Madrid (EFE).- España no se ha repuesto todavía de los efectos más virulentos de las últimas borrascas de gran impacto que se han sucedido desde enero, pero hoy Oriana ha vuelto a sacudir el país y a provocar numerosas incidencias, localizadas sobre todo en el este peninsular, donde las alertas han vuelto a sonar en los móviles debido a los vientos huracanados.
El fuerte viento que azota gran parte del país, y que en Castellón ha motivado la activación de un aviso de nivel ‘rojo’ (peligro extraordinario), ha causado numerosas restricciones y cortes de tráfico en algunas carreteras de la red principal en el litoral mediterráneo, y Renfe ha optado por suprimir numerosos servicios ferroviarios dentro de la Comunidad Valenciana y entre esta y Cataluña.
La dirección de comunicación de Renfe ha informado de que se ha suspendido el servicio ferroviario de larga y media distancia entre Valencia y Cataluña debido a las condiciones meteorológicas; los trenes (Euromed e Intercity) que circulan por ese corredor se encuentran suprimidos y no se ha establecido ningún servicio alternativo; y tampoco circularán durante la jornada de hoy tres servicios de alta velocidad en el tramo entre Valencia y Castellón.

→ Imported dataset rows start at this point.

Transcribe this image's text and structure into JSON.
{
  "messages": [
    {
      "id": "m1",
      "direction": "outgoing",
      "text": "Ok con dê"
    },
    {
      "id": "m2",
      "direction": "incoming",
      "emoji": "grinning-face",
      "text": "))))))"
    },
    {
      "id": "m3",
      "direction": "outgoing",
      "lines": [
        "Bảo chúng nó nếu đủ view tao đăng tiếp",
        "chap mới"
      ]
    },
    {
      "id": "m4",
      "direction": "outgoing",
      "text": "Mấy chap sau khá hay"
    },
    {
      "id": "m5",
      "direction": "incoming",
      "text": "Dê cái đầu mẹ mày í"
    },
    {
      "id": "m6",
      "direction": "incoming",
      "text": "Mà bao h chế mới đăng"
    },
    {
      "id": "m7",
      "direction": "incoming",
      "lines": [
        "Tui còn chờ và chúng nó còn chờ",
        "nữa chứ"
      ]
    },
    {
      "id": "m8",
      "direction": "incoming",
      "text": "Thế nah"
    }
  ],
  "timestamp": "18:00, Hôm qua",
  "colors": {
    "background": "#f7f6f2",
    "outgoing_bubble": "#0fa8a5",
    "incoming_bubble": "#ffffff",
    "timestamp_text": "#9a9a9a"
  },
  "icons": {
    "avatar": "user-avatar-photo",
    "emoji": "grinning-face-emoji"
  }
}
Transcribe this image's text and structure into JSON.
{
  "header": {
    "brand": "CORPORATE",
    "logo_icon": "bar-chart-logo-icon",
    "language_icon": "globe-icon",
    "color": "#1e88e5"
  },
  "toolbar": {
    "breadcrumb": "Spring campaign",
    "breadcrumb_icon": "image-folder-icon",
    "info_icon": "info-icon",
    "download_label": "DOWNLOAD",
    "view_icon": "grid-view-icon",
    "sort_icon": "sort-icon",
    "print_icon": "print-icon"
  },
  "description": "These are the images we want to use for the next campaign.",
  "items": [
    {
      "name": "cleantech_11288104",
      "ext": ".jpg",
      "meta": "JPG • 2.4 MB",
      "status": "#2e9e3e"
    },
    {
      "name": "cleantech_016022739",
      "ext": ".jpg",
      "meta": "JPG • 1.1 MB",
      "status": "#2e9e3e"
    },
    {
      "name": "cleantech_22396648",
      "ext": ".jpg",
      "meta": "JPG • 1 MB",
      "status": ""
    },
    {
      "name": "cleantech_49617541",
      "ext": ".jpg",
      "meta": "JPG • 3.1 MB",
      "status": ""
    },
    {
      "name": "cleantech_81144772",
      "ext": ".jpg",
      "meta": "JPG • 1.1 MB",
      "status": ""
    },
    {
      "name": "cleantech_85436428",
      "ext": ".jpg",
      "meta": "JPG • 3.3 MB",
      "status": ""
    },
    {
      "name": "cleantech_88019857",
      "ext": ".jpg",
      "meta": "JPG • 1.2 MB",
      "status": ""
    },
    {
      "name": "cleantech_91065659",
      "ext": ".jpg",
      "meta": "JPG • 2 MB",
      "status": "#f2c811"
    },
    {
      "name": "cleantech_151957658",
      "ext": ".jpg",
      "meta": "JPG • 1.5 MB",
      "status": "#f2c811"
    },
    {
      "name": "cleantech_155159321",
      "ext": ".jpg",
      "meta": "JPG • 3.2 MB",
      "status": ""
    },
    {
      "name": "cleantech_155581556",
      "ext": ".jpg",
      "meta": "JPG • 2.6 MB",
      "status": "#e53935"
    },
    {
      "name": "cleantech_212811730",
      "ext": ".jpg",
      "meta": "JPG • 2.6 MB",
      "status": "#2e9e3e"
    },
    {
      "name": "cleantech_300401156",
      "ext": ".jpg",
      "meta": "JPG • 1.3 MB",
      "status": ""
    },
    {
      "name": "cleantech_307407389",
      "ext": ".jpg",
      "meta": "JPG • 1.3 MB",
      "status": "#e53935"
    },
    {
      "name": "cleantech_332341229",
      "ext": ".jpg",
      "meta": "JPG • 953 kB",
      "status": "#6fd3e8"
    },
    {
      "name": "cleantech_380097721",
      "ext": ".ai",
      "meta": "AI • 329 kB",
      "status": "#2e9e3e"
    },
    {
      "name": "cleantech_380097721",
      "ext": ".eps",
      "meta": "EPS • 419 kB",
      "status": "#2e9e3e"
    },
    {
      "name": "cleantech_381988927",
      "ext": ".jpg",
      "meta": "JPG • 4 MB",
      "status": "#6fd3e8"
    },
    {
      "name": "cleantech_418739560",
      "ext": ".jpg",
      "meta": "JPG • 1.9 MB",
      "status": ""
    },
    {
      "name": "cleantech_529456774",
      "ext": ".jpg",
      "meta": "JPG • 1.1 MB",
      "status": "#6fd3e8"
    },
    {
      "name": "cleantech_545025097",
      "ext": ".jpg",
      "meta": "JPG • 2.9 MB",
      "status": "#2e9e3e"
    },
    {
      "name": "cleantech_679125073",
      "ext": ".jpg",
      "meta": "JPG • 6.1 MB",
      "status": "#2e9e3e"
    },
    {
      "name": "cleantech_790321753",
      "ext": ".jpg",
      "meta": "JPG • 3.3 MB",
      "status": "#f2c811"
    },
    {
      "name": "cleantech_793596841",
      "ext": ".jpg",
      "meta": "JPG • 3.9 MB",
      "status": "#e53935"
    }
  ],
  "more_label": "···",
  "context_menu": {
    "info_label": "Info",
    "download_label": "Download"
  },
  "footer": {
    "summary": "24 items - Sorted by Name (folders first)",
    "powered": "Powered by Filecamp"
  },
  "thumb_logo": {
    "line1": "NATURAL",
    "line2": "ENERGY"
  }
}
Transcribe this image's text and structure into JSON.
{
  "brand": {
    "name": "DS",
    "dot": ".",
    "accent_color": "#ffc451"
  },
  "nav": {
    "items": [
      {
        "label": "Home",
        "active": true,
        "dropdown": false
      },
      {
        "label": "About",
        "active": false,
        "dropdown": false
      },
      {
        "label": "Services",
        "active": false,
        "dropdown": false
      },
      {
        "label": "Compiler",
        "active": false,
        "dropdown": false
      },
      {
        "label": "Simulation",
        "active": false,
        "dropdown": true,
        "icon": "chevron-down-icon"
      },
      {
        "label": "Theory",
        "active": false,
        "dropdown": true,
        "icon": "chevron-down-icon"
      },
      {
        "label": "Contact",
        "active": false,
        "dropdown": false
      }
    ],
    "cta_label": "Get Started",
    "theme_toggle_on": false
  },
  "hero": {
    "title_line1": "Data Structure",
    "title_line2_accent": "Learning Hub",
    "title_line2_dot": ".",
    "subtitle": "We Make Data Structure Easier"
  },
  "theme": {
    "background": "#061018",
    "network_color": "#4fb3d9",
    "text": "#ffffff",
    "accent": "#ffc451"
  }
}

Dos trenes -un Euromed que hacía el trayecto Barcelona-Valencia y un Alvia entre Barcelona-Cádiz- estuvieron además detenidos en las vías debido a un incendio a un incendio ajeno a la explotación ferroviaria y a la caída de un árbol entre el municipio tarraconense de L’Aldea y el de Benicarló (Castellón).
Aunque hoy es el fuerte viento el que está causando las principales incidencias, preocupa mucho la crecida de algunos ríos, y en Soria el Centro de Coordinación Operativa Integrado (Cecopi) ha acordado el confinamiento y el inicio del desalojo de viviendas en San Esteban de Gormaz debido a la crecida del río Duero, que pasa por esta localidad con un nivel que roza los 5 metros y un caudal de 275 metros cúbicos por segundo, con previsión de crecida.